The Civil War, 150 years past, is closer than you think.

For former Minnesota Gov. Al Quie, the war is as close as his grandfather, Halvor Quie, who served in a Minnesota sharpshooter regiment at the Battle of Antietam and nearly lost a leg to the wounds he suffered there.

On Wednesday, Quie and other state officials gathered with blue-coated re-enactors who are traveling to Maryland this weekend to commemorate the bloodiest single day of combat in American history.

The Antietam anniversary is part of the state's ongoing effort to honor the history, horrors and heroes of the war years. The Minnesota re-enactors will carry small flags to Antietam, to leave at the graves of the 10 known Minnesota casualties buried near the battlefield. More than 400 members of the 1st Minnesota Volunteer infantry fought in the battle, and more than 120 of them were killed or wounded.

"What causes a person to care so much for people he has never seen that he would endanger his life for them?" said Quie, who remembers playing on the floor as a small child and listening to the stories about the grandfather who died before he was born. "I remember thinking of facing rifles and muskets and I knew I didn't have the nerve."

But years later, when Quie was a state senator, it was the memory of his grandfather that inspired him to buck the Republican caucus and vote in favor of the Fair Employment Practices Commission – the state's first attempt to crack down on discrimination in the workplace.

"I was really struggling," Quie said. "And it was thinking of my grandfather… I stood up and said, 'There's no reason for me to vote for this legislation. There are no African Americans in my district. There's no economic reason why I should do it. There's only one reason why I could vote for it: It's the right thing to do.'"
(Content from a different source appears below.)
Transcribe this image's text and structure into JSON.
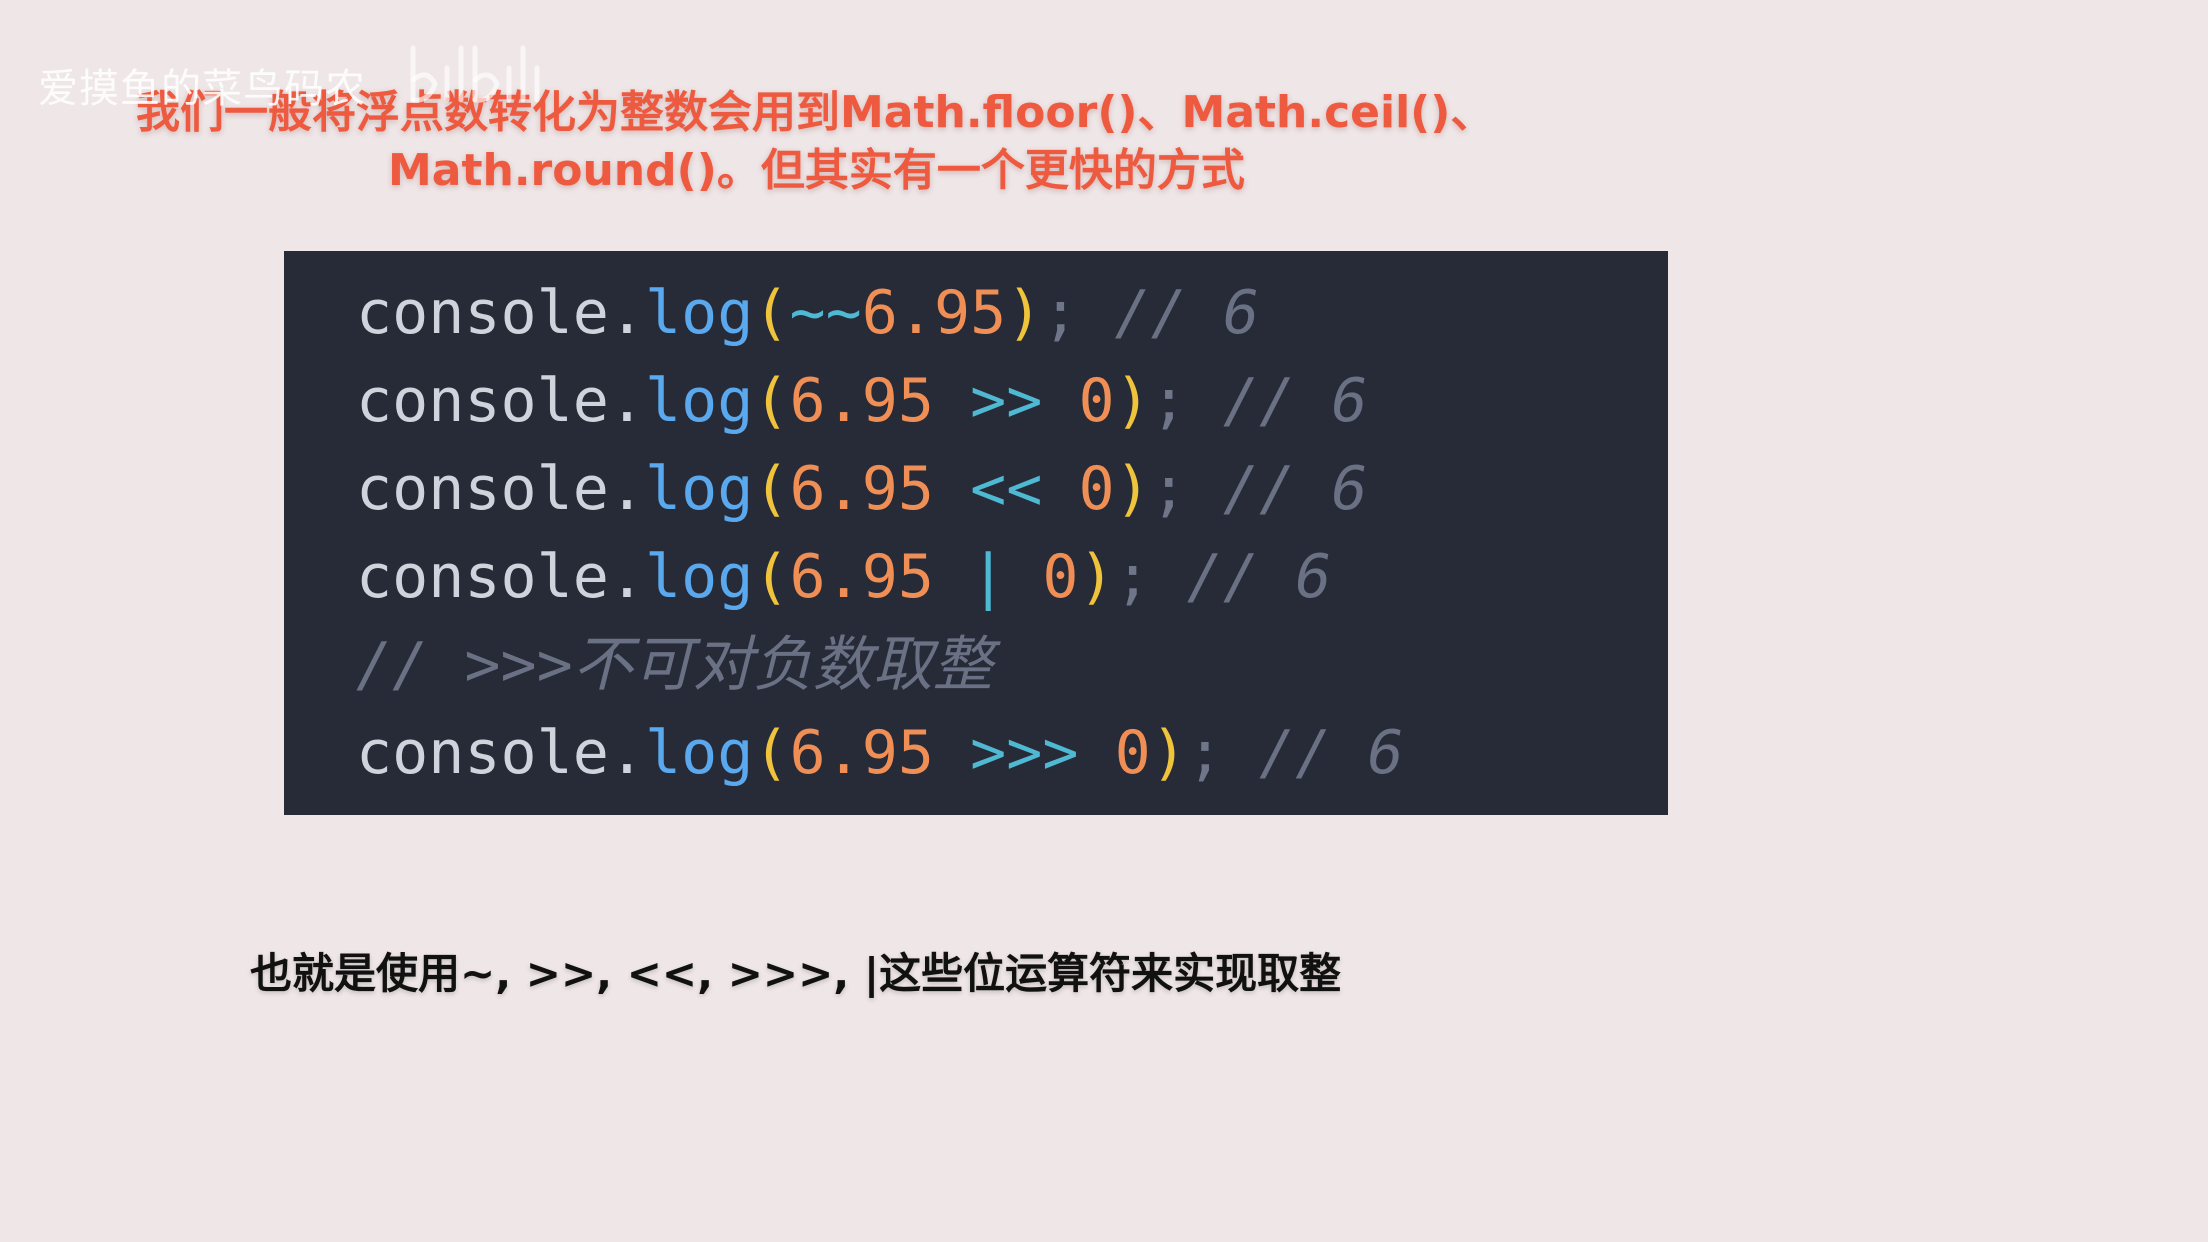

Quie's grandfather was one of 12,401 Union soldiers wounded or killed in the battle at Antietam Creek, near Sharpsburg, Md, on Sept. 17, 1862. The Confederacy lost 10,318 kiled or wounded.

A few days after the federal victory, President Abraham Lincoln issued the first draft of what would become the Emancipation Proclamation, declaring that the 3.1 million men, women and children living in slavery in the Confederate states would be freed if the states did not return to the Union by the end of the year.

On Sept. 22, the anniversary of Lincoln's proclamation, Minnesota will commemorate that first tentative step on the road to freedom with a ceremony in St. Paul's Calvary Cemetery.